Pick elements of largest absolute value
(Edited with a slight tweak for a tiny bit more speed)
For the non-duplicate version I am finding this quite fast:
f = If[+## > 0, ##] & @@ {Max[#], Min[#]} &
f /@ list
(* {-5, 6, 4, -9} *)
I'd use Ordering
, as Nasser did, but with the default sort as it will be much faster:
# ~Extract~ Ordering[Abs@#, -1] & /@ list
{-5, 6, 4, -9}
If duplicates are required we can substitute Position but Pinguin Dirk's method is faster.
list = {{1, -3, -5}, {2, 1, 6}, {0, 2, 4}, {-9, 2, 6}, {1, -2, 2}}
# ~Extract~ (Position[#, Max@#] &@Abs@#) & /@ list
{{-5}, {6}, {4}, {-9}, {-2, 2}}
Here is a concise use of Pick
that appears to be competitive for the with-duplicates case:
f[a_] := Pick[a, #, Max@#] & @ Abs @ a
f /@ list
{{-5}, {6}, {4}, {-9}, {-2, 2}}
Timings in version 7 (Pick
should be faster in v8 and after):
SetAttributes[timeAvg, HoldFirst]
timeAvg[func_] := Do[If[# > 0.3, Return[#/5^i]] & @@ Timing@Do[func, {5^i}], {i, 0, 15}]
list = RandomInteger[{-30, 30}, {50000, 20}];
# ~Extract~ (Position[#, Max@#] &@Abs@#) & /@ list // timeAvg
Pick[list, UnitStep[# - Max[#]] & /@ (Abs@list), 1] // timeAvg
f /@ list // timeAvg
0.2496
0.2184
0.1996
Nasser's timings in version 9 are: 0.328, 0.112, 0.203 showing that Pinguin Dirk's code is by far the fastest in recent versions.

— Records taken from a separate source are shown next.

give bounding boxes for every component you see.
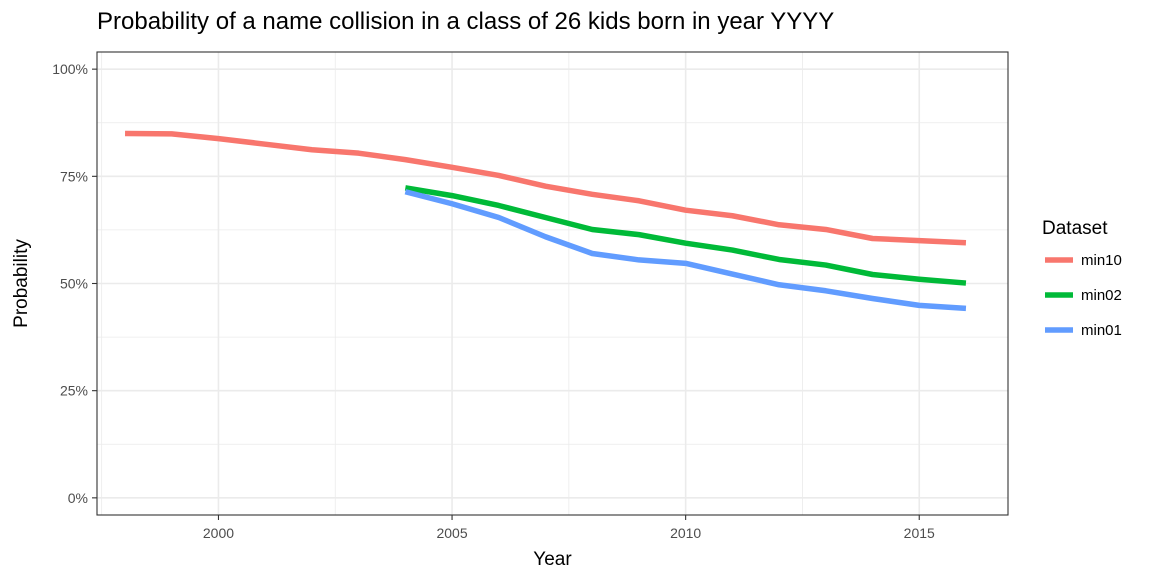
y-tick-label-4: 100% <box>52 61 88 77</box>
x-tick-label-1: 2005 <box>436 525 467 541</box>
chart-title: Probability of a name collision in a cla… <box>97 8 834 35</box>
x-tick-label-0: 2000 <box>203 525 234 541</box>
x-axis-title: Year <box>533 549 572 570</box>
grid-lines <box>97 52 1008 515</box>
y-tick-label-1: 25% <box>60 383 88 399</box>
legend-items: min10 min02 min01 <box>1045 252 1122 339</box>
x-tick-label-3: 2015 <box>904 525 935 541</box>
axes: 2000 2005 2010 2015 0% 25% 50% 75% 100% <box>52 61 935 541</box>
series-lines <box>125 130 967 312</box>
legend: Dataset min10 min02 min01 <box>1042 218 1122 339</box>
y-tick-label-3: 75% <box>60 168 88 184</box>
series-line-min01 <box>404 189 967 312</box>
y-tick-label-2: 50% <box>60 276 88 292</box>
legend-title: Dataset <box>1042 218 1108 239</box>
y-axis-title: Probability <box>11 239 32 328</box>
legend-label-min02: min02 <box>1081 287 1122 304</box>
series-line-min10 <box>125 130 967 246</box>
series-line-min02 <box>404 185 967 286</box>
legend-label-min10: min10 <box>1081 252 1122 269</box>
legend-label-min01: min01 <box>1081 322 1122 339</box>
y-tick-label-0: 0% <box>68 490 88 506</box>
x-tick-label-2: 2010 <box>670 525 701 541</box>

And timings for the non-duplicate methods:
list = RandomReal[{-9, 9}, {50000, 20}];
# ~Extract~ Ordering[Abs@#, -1] & /@ list // timeAvg
(SortBy[#, Abs] & /@ list)[[All , -1]] // timeAvg
If[+## > 0, ##] & @@ {Max[#], -Max[-#]} & /@ list // timeAvg
Pick[Flatten@#, Flatten[Ordering@Ordering@Abs[#] & /@ #], 3] &@list // timeAvg
MapThread[Extract, {list, Ordering[#, -1, (Abs@#1 < Abs@#2) &] & /@ list}] // timeAvg
Max /@ Pick[list, UnitStep[# - Max[#]] & /@ (Abs@list), 1] // timeAvg
0.078
0.1092
0.128
0.2308
0.842
0.2652
With the clarification, I think I can reuse my solution I initially provided by just mapping Max
over it again:
Old:
Pick[list, UnitStep[# - Max[#]] & /@ (Abs@list), 1]
New:
Max /@ Pick[list, UnitStep[# - Max[#]] & /@ (Abs@list), 1]
(note: the old solution returned any value that has max abs value, i.e. {1,2,-2}
returned 2,-2
).
Based on this new information, this approach is definitely not the best out there, see @Mr.Wizard's answer.